では、イスラエルを支援しているアメリカのバイデン政権はどのように考えているのだろうか。ヒントになるのは10月22日にABCテレビに出演したオースティン国防相のコメントで、オーティンは「ガザ地区からハマス排除のための軍事作戦はイスラエルにとって困難なものになる」との見通しを語っている。
というのも、「この地区は人口密度がきわめて高く、市街地なのだから」であり、こうした戦場での作戦はそもそも「きわめて困難」で、ハマスは膨大な地下トンネル網を使って動き回るので「ゆっくりとしか前進できない」というわけだ。このいずれの問題もハマスとの戦闘を続けてきたイスラエル軍が知らないわけはなく、オースティンはネタニヤフに代わって解説しているようなものだろう。
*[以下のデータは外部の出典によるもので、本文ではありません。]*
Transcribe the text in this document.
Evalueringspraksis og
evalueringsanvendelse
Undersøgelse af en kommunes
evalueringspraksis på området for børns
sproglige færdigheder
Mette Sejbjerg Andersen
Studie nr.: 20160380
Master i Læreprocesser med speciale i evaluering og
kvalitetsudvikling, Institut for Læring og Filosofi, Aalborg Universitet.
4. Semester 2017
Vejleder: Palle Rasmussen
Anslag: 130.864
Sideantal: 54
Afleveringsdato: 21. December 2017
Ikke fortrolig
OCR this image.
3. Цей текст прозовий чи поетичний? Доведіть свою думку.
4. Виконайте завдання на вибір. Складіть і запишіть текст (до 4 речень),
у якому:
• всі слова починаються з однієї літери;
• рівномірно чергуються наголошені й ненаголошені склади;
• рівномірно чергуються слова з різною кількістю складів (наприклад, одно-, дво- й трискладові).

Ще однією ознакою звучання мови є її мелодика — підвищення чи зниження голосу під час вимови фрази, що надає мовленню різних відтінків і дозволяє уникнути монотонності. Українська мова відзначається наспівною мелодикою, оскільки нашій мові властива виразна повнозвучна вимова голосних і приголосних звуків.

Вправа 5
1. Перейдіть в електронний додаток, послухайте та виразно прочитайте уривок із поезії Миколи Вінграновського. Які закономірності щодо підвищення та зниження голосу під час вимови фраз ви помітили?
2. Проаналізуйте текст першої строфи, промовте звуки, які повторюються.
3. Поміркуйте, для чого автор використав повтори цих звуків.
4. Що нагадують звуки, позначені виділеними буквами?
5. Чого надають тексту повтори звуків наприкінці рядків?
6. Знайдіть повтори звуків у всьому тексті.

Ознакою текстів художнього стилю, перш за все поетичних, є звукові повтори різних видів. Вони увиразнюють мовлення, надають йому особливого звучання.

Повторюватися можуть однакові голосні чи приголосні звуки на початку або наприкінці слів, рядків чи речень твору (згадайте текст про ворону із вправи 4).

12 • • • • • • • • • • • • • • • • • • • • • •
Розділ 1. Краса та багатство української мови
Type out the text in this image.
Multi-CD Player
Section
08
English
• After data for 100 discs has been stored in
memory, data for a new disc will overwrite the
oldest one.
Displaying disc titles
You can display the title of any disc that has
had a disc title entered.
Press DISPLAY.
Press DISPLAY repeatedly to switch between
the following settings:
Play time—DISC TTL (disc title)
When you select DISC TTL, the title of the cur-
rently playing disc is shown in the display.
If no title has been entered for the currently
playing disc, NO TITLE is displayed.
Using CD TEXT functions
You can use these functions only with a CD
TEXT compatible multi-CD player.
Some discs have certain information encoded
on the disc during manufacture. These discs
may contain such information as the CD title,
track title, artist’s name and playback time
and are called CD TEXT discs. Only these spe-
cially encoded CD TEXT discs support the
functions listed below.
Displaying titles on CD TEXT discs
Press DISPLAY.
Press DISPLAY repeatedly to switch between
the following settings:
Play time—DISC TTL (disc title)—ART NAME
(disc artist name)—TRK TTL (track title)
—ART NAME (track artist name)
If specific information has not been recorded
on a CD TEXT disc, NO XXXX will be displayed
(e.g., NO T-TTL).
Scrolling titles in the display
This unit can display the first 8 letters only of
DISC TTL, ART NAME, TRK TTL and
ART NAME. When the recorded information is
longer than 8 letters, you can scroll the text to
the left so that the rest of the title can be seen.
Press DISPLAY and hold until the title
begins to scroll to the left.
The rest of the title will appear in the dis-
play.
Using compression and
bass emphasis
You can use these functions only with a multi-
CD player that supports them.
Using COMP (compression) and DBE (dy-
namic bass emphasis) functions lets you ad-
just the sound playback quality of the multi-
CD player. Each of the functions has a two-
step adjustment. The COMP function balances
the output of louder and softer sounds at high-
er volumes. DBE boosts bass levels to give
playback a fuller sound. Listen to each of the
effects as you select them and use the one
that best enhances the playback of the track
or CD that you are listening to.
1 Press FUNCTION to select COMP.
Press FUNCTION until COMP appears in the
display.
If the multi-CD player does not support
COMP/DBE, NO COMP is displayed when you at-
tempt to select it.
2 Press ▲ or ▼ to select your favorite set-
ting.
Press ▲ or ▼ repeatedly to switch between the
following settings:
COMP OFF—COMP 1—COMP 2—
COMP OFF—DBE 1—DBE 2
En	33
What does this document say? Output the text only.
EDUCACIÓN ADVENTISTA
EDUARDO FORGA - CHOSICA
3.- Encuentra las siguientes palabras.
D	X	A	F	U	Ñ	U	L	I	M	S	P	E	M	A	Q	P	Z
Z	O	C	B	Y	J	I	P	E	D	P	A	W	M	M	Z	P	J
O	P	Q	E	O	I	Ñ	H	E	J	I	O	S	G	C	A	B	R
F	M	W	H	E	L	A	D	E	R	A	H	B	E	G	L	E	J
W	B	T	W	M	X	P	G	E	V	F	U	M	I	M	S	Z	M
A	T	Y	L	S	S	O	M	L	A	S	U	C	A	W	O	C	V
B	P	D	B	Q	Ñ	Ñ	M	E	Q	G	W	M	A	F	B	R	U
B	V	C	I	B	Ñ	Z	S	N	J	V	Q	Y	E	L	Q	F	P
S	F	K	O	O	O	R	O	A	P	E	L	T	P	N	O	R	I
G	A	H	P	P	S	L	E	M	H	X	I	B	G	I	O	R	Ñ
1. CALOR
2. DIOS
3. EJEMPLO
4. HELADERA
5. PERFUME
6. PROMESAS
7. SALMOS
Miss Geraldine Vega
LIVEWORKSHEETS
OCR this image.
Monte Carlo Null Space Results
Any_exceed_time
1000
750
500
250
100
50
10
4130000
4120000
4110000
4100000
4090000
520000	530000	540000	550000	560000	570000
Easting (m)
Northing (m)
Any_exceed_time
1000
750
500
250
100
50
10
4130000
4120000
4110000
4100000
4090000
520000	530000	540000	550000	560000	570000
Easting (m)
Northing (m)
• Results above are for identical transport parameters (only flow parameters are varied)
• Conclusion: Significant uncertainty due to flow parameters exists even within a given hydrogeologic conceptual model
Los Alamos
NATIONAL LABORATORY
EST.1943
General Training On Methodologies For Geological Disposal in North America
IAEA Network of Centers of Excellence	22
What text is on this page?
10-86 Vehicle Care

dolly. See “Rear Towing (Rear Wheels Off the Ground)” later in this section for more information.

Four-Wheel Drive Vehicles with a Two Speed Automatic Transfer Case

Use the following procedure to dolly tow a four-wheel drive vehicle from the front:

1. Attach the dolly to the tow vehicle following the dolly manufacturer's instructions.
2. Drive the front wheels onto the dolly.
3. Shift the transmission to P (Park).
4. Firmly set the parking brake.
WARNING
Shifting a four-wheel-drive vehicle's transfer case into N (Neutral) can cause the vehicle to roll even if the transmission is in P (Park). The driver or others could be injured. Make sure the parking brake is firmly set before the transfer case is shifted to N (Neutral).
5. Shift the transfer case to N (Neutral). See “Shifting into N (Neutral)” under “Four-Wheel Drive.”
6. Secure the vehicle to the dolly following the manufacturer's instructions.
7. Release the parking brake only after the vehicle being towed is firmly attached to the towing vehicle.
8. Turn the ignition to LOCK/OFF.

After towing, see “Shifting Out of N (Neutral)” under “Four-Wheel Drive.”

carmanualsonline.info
同番組でのオースティン発言で、もうひとつ注目すべき点がある。というか、こっちのほうを話すため出演したのだろう。それは、いま派遣している空母2隻は、あくまで攻撃されたとき「自己防衛」として戦力が発動されるということである。「敵の巡航ミサイルがアメリカの空母や駆逐艦に向けられたときに、いずれの場合も自らを防衛するために必要な処置をとることになるだろう」というわけだ。
先週にはイスラエルに向けたミサイルがイエメンから発射されたが、アメリカ海軍が撃墜している。同じようにハマスを支持するイスラム勢力が「アメリカあるいはイスラエル」をミサイルで攻撃すれば、それに対してアメリカの空母や駆逐艦は「必要な処置」を行うというのだが、この場合、アメリカの艦船については分かるが、イスラエルの防衛がなぜ「自己防衛」になるのだろうか。実は、二国には軍事同盟は存在していないのだが、「戦略協力合意」というものがあり、アメリカからイスラエルへの援助が膨大であることは間違いない。ともかくオースティンは、次のように念を押している。
「どんなグループあるいは国家でも、ハマスとイスラエルの戦いに便乗して戦火を拡大し、自らの勢力を有利にしようとしている者に対して、われわれのアドバイスは『やめておけ』というものだ。われわれには、自分を守る権利があり、適切な措置を取ることに躊躇などしないのだ」
今回も中東において「戦略合意協定」を根拠に、イスラエルの戦いはアメリカの戦いだと、無理やり述べているにほかならず、ウクライナ同様にこの紛争はアメリカの代理戦争になる可能性もある。しかも、それは自己防衛の権利行使のかたちを取りたいというわけである。これはネタニヤフもそう考えているのかもしれない。しかし、それではオースティンのコメントは何の抑止にもならず、むしろアラブ勢力を刺激していることになるだろう。もう戦略は破綻しているのである。そして先ほど述べたイスラエルのネタニヤフ首相の「躊躇」も、アメリカと共同の「防衛戦争」にどこまで依存してよいかを、じわじわと推し量っているという意味になるのではないのか。